Baron’s landmark report explores how different types of health care companies are competing to shape the largest sector of the U.S. economy.  An accompanying database tracks the funding of more than 600 health care advocacy groups.

Report Executive Summary:

  1. In “America’s Health Care Wars,” different types of companies with clashing business models are using government as a tool for commercial competition.  Commercial interests are the motivation behind many health care policy proposals, which often benefit certain industry business models over others.  Understanding different types of health care business models is key to understanding which interests are shaping health care policy proposals and, as a result, how to evaluate those proposals.
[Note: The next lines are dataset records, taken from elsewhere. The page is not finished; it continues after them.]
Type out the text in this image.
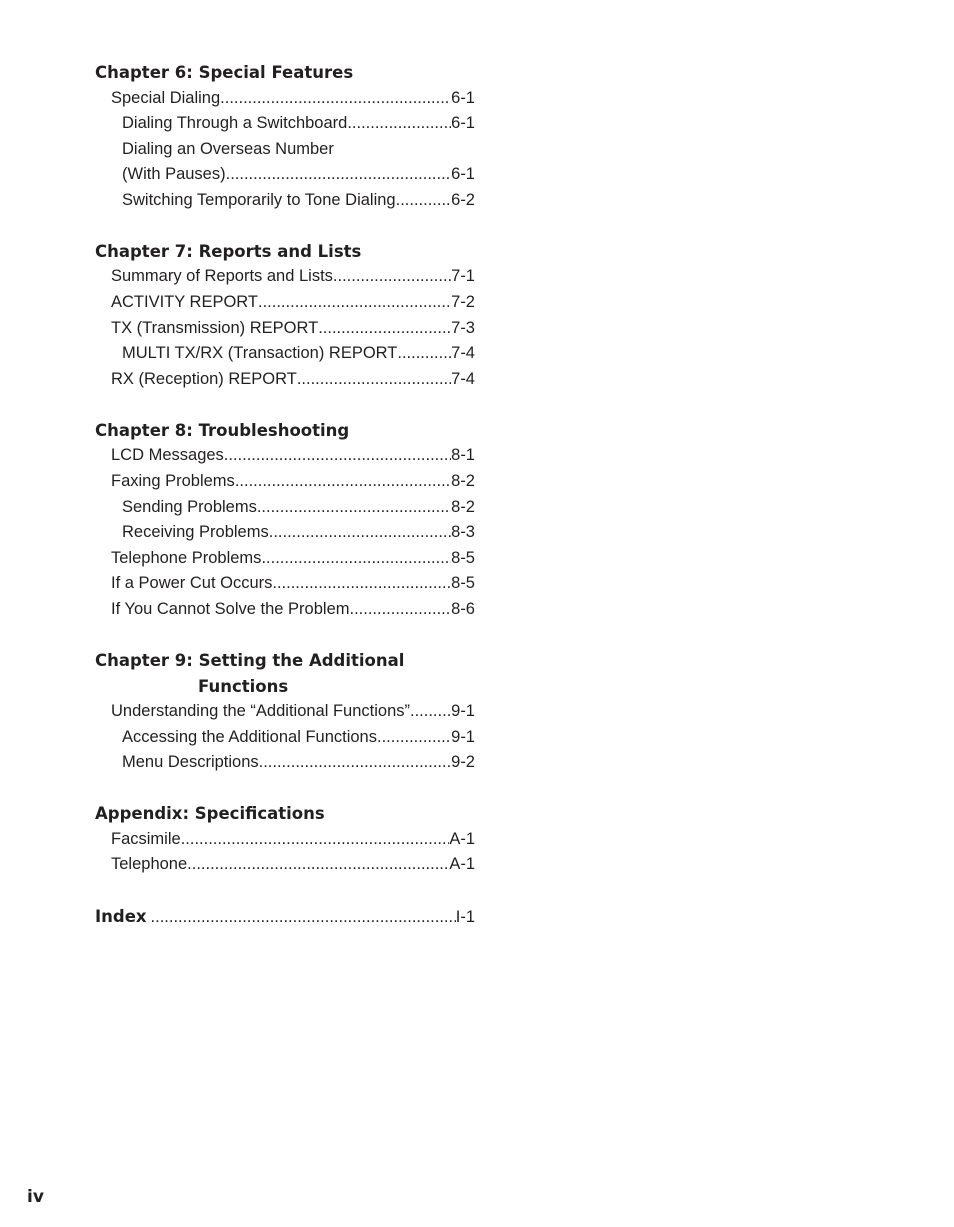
Chapter 6: Special Features
Special Dialing .....	6-1
Dialing Through a Switchboard .....	6-1
Dialing an Overseas Number
(With Pauses) .....	6-1
Switching Temporarily to Tone Dialing .....	6-2
Chapter 7: Reports and Lists
Summary of Reports and Lists .....	7-1
ACTIVITY REPORT .....	7-2
TX (Transmission) REPORT .....	7-3
MULTI TX/RX (Transaction) REPORT .....	7-4
RX (Reception) REPORT .....	7-4
Chapter 8: Troubleshooting
LCD Messages .....	8-1
Faxing Problems .....	8-2
Sending Problems .....	8-2
Receiving Problems .....	8-3
Telephone Problems .....	8-5
If a Power Cut Occurs .....	8-5
If You Cannot Solve the Problem .....	8-6
Chapter 9: Setting the Additional
Functions
Understanding the “Additional Functions” ..... 9-1
Accessing the Additional Functions .....	9-1
Menu Descriptions .....	9-2
Appendix: Specifications
Facsimile .....	A-1
Telephone .....	A-1
Index .....	I-1
iv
  1. Many health care policy debates – and the various advocacy efforts to influence them – are assessed literally, when in fact they are proxies for different commercial tensions.  Industry interests supporting patient advocacy groups and professional associations are sometimes not made clear in congressional testimonies and in health care reporting.  Baron has identified approximately 600 such advocacy groups that receive funding from some of America’s largest health care companies.
  1. The pharmacy sector battle – pitting pharmaceutical manufacturers (with their allies, drug wholesalers) against pharmacy benefit managers (PBMs) – is a revealing case study on the clashes between health care companies in Washington.  This battle dominates current political spending in the sector and embodies how health care companies deploy “surrogates” and position themselves as pro-patient, among other tactics, to bolster their appeal to law makers and the media.
  2. Philanthropic foundations, which spend more to influence health care policy than even the largest companies, work “upstream” from conventional policy debates.  Their “Super Power” role in driving issue trends and setting the boundaries of health care policy discourse is significantly underappreciated.